Today is the 20th anniversary of the fall of the Berlin Wall. For over 25 years a city existed within the confines of a wall that encircled it, keeping its residents in and everyone else out. Travel to and from West Berlin was only permitted through applications and documents. The Wall was a symbol of the Cold War and a grim reminder of the differences in lifestyle from East to West.
Now for a short history lesson: Following World War II, the defeated country of Germany was divided into four sections and governed by the Allied Control Council or Allied Control Authority, the Alliierter Kontrollrat, a military governing authority. The members were the United States, the United Kingdom, and the Soviet Union. France was later added with one vote, but no duties. As was the country divided, so too was the capitol city, Berlin. Berlin was well within the Soviet controlled section known later as East Germany. When the Soviets and East Germans erected a wall around the portions of Berlin governed by the Americans, Brits, and French, West Berlin was isolated from West Germany. Armed guards patrolled the wall and the checkpoints going in and out of West Berlin.

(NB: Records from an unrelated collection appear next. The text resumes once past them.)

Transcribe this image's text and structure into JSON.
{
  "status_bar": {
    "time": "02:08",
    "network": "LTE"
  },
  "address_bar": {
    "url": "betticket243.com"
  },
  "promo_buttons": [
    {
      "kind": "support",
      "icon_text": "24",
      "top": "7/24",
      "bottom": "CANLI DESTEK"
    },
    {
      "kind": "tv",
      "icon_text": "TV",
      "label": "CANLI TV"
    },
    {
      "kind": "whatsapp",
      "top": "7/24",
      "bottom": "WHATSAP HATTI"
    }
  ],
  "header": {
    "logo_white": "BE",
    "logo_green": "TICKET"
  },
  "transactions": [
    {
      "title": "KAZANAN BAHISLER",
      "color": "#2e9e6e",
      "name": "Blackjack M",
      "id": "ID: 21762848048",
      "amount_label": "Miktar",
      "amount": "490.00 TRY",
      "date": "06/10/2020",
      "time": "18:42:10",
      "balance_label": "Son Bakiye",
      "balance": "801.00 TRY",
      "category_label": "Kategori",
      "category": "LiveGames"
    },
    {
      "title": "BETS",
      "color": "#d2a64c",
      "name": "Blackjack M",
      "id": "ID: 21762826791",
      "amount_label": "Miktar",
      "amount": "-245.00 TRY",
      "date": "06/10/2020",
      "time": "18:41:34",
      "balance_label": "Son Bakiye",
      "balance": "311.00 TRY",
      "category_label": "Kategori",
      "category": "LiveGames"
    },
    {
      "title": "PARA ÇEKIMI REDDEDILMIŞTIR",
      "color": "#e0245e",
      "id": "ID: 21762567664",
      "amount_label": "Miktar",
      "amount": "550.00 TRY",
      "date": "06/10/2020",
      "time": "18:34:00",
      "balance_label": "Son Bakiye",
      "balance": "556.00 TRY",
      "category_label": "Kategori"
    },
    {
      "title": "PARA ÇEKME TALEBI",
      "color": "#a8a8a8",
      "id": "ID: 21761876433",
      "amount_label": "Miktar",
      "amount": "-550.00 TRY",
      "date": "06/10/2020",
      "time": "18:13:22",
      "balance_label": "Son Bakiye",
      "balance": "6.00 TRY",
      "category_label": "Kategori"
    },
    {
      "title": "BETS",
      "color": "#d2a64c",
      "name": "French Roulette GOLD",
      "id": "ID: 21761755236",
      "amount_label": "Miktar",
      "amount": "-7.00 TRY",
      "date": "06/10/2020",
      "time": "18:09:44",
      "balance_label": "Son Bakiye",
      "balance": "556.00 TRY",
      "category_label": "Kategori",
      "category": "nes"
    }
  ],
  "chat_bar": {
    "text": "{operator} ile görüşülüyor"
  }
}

Berlin was a divided city in 1983 when I moved there as a military dependent. My mother was terrified when we announced that we were taking her two young grandchildren “behind the iron curtain.” Now there’s a term I haven’t heard in a good while. In truth, while we were excited to go on the adventure, it took me several weeks after we had settled in to get up the courage to actually go look at the Wall. Soon, going to the Wall, or even hiking the trails around it were as common as going to Como Park is now.

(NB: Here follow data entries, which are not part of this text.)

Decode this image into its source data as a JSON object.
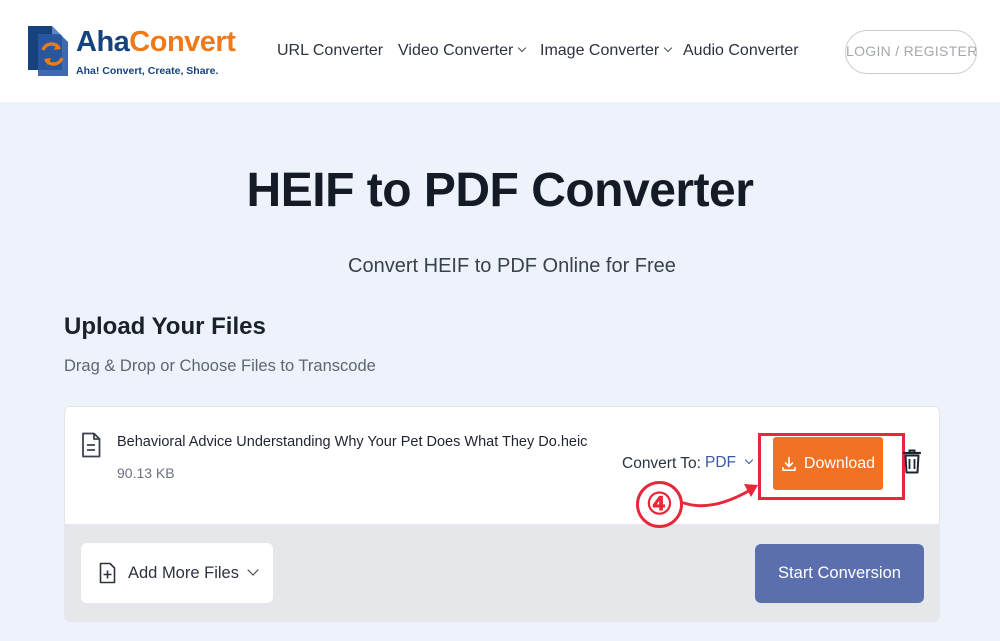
{
  "brand": {
    "name_part1": "Aha",
    "name_part2": "Convert",
    "tagline": "Aha! Convert, Create, Share."
  },
  "nav": {
    "items": [
      {
        "label": "URL Converter",
        "has_dropdown": false
      },
      {
        "label": "Video Converter",
        "has_dropdown": true
      },
      {
        "label": "Image Converter",
        "has_dropdown": true
      },
      {
        "label": "Audio Converter",
        "has_dropdown": false
      }
    ],
    "login_label": "LOGIN / REGISTER"
  },
  "hero": {
    "title": "HEIF to PDF Converter",
    "subtitle": "Convert HEIF to PDF Online for Free"
  },
  "upload": {
    "title": "Upload Your Files",
    "subtitle": "Drag & Drop or Choose Files to Transcode",
    "file": {
      "name": "Behavioral Advice Understanding Why Your Pet Does What They Do.heic",
      "size": "90.13 KB",
      "convert_to_label": "Convert To:",
      "format": "PDF",
      "download_label": "Download"
    },
    "add_more_label": "Add More Files",
    "start_label": "Start Conversion"
  },
  "annotation": {
    "step": "④"
  },
  "colors": {
    "brand_blue": "#16437e",
    "brand_orange": "#ef7a1a",
    "download_orange": "#f07222",
    "start_button": "#5b6fae",
    "highlight_red": "#e8283a",
    "format_blue": "#3c56a8"
  },
  "icons": [
    "logo-icon",
    "chevron-down-icon",
    "file-icon",
    "download-icon",
    "trash-icon",
    "add-file-icon",
    "arrow-icon"
  ]
}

During our time there, the political climate was relatively calm and we traveled back and forth into East Berlin fairly often. While we lived a relatively normal lifestyle, getting “Flag Orders” every time we wanted to travel outside the city was an inconvenience. Taking a bus was much easier than getting clearance to drive our own car (not to mention the difficulties surrounding trying to park). The exchange rate was embarrassingly high, and Americans were welcomed by the shopkeepers in the East for all the money we spent. While they claimed to be Communist, capitalism wasn’t so far removed. Bus drivers who drove through Checkpoint Charlie often played “God Bless the USA” or “Born in the USA” as we passed through — with the windows open.

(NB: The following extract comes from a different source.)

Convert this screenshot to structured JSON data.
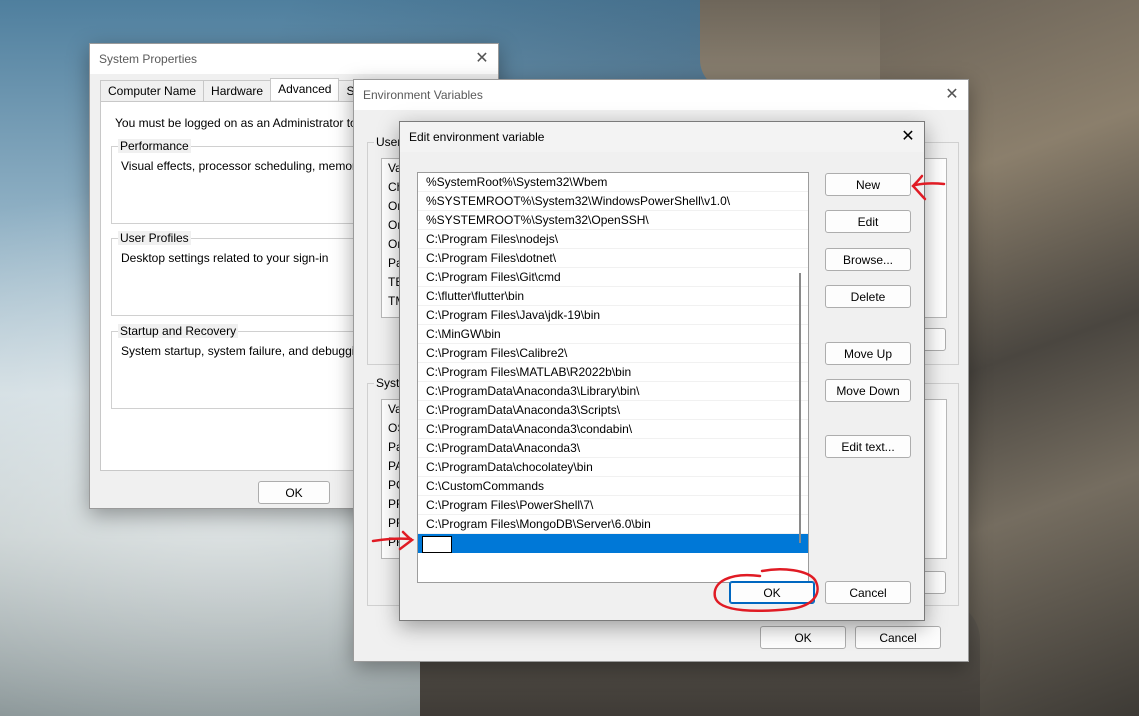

One very tragic incident in 1985 affected us personally, when Major Arthur Nicholson was killed in the line of duty. His daughter Jennifer was in my son’s class. We were also there when President Reagan cried “Mr. Gorbachev, tear down this wall” at the Brandenburg Gate.
Shortly after we moved from Berlin to Maine, I was overwhelmed with emotion as I watched throngs of East Berliners pour through the torn down wall. I feel that way yet.